Word segmentation is extremely important for search engines, which affects the performance of indexes and directly affects the accuracy of search results and the calculation of correlation.
1.2 English participle
English (for all Latin and similar language languages) because of its language is natural to the word as the basic unit, so the word segmentation is relatively easy. The basic steps required are as follows:
- Initial segmentation, based on space/symbol/paragraph segmentation, to get basic words
- Disable word (stop word) filtering
- Stem extraction (stemming)
- Morphological reduction (lemmatisation)
The first step is well understood and does not make redundant explanations.
The stop word in the second step (stop word) refers to the high-frequency words such as a/an/and/are, which have little meaning to search, but have great disturbance to the calculation formula based on the word frequency, so we need to filter out.
In the third step, stemming (stemming) is a unique treatment for western languages, such as the transformation of single and complex variants in English words,-ing and-ed. However, you should do the same word when calculating the relevance. For example, Apple and apples,doing and done are the same word, and the purpose of extracting stems is to merge these perverts. This will better satisfy people's search habits and expectations of return content.

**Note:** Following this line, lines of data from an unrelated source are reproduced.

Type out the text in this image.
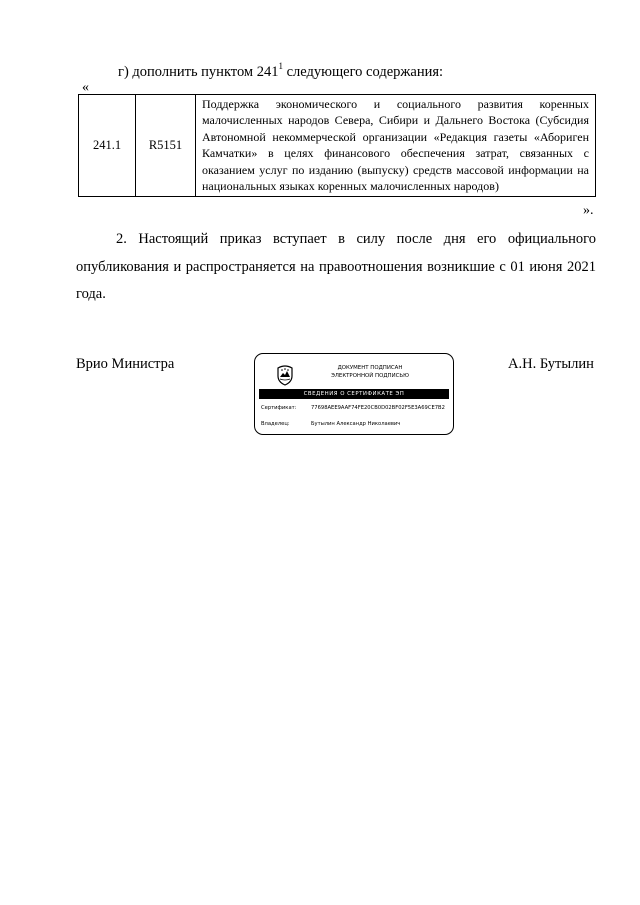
г) дополнить пунктом $241^1$ следующего содержания:
«
241.1	R5151	Поддержка экономического и социального развития коренных малочисленных народов Севера, Сибири и Дальнего Востока (Субсидия Автономной некоммерческой организации «Редакция газеты «Абориген Камчатки» в целях финансового обеспечения затрат, связанных с оказанием услуг по изданию (выпуску) средств массовой информации на национальных языках коренных малочисленных народов)
».
2. Настоящий приказ вступает в силу после дня его официального опубликования и распространяется на правоотношения возникшие с 01 июня 2021 года.
Врио Министра	А.Н. Бутылин
ДОКУМЕНТ ПОДПИСАН
ЭЛЕКТРОННОЙ ПОДПИСЬЮ
СВЕДЕНИЯ О СЕРТИФИКАТЕ ЭП
Сертификат:	77698AEE9AAF74FE20CB0D02BF02F5E3A69CE7B2
Владелец:	Бутылин Александр Николаевич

Lucene English participle comes with 3 commonly used stemming extraction algorithms, namely
- 中文版 Minimal Stemmer
- The famous Porter stemming
Stemming is not a complex algorithm, it is basically a bunch of rules, or mapping tables, easy to program, but must be proficient in the language of experts to be competent---must be very aware of its word-formation.
In the fourth step, the basic method of word-form reduction is through dictionary mapping, such as restoring drove to drive. And stemming often shorten the word, such as doing into do. In fact, stemming solves most of the western language of the word conversion problem, and further improve the principle of the search engine experience.
1.3 Digit participle
Numbers in regular search engines, such as Lucene, are treated by default as a purely string processing. Word segmentation effect is basically consistent with English. That is, like the value of 3.1415926 of the word is itself, to search for this number also need to enter the full 3.1415926 to accurately hit.

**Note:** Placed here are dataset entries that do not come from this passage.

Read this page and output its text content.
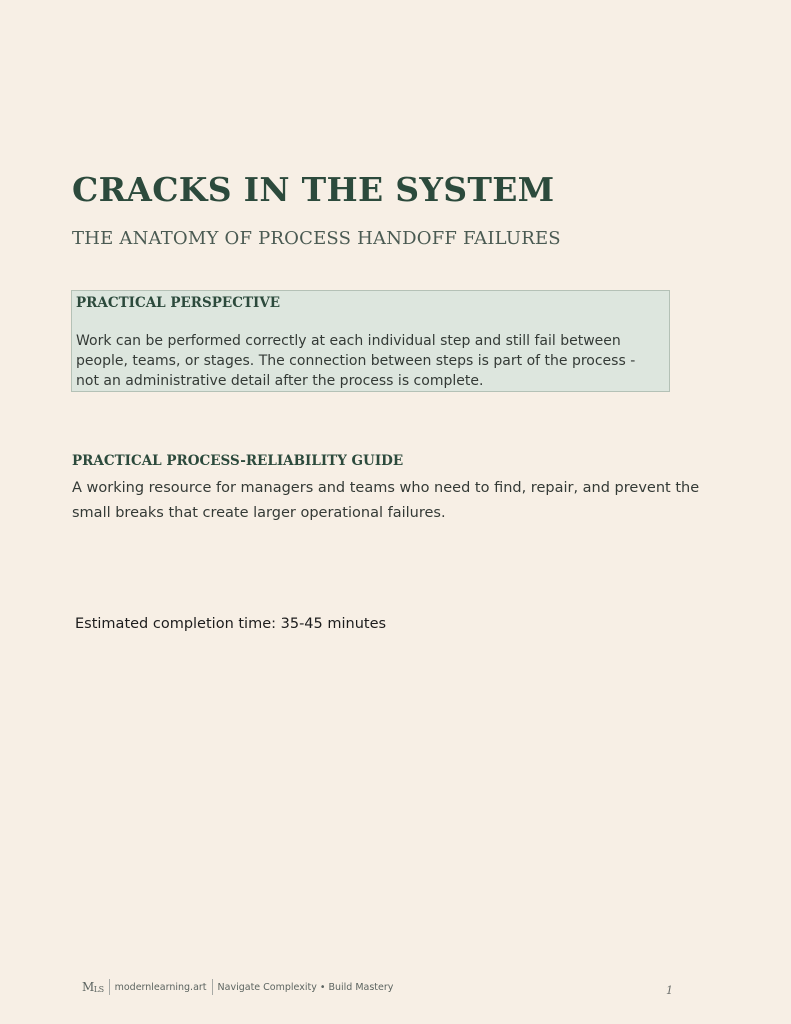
CRACKS IN THE SYSTEM
THE ANATOMY OF PROCESS HANDOFF FAILURES
PRACTICAL PERSPECTIVE
Work can be performed correctly at each individual step and still fail between
people, teams, or stages. The connection between steps is part of the process -
not an administrative detail after the process is complete.
PRACTICAL PROCESS-RELIABILITY GUIDE
A working resource for managers and teams who need to find, repair, and prevent the
small breaks that create larger operational failures.
Estimated completion time: 35-45 minutes
M LS modernlearning.art Navigate Complexity • Build Mastery	1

Based on the full match of the digital string search, for the user, the above example is not very friendly to the search. This is often optimized in custom search engines to support more value-friendly searches. If the numbers are extracted into numerical values, the search for the range of values and some numeric searches (section "vertical Field segmentation system differences" will be further mentioned).
1.4 Chinese participle
The perfect Chinese word segmentation system is a world-wide problem, because it not only must understand the Chinese grammatical structure, Chinese semantics also must adapt the context. Not only that, Chinese new words appear relatively fast, the meaning is constantly changing. So far, no one or organization has claimed that their Chinese word-breaker is 100% accurate. Perhaps the maturity of artificial intelligence will keep the accuracy of Chinese participle close to 100%.
The existing word breaker scheme:
- One-dollar cut and two-cut words
- Longest match based on dictionary
- Formation of segmentation diagram participle
- The word segmentation method of probabilistic language model
One-dollar cut and two-cut words
A unary-cut word is to separate each Chinese character (Chinese character) into an entry (term), so that the search results will be very bad, such as a normal search "Shanghai", the result of the concentration of completely unrelated "sea" together to return. Lucene is provided by default is the Intsche participle, the principle will be: Shanghai people participle: Shanghai/Sea People to do so the advantage is to avoid a yuan cut words appear completely meaningless results. However, the results of the two-word segmentation have no meaningful entry--- sea people , and this is searchable content, the effect is unsatisfactory.
Maximum dictionary-based matching
One of the methods based on dictionary segmentation is to build a dictionary into a trie search tree, each node put a word, while the word information in node, such as part of speech, weight and so on. The trie tree can be a multi-layer hash list, and the speed at which each layer is found is O (1), so the matching speed is very fast.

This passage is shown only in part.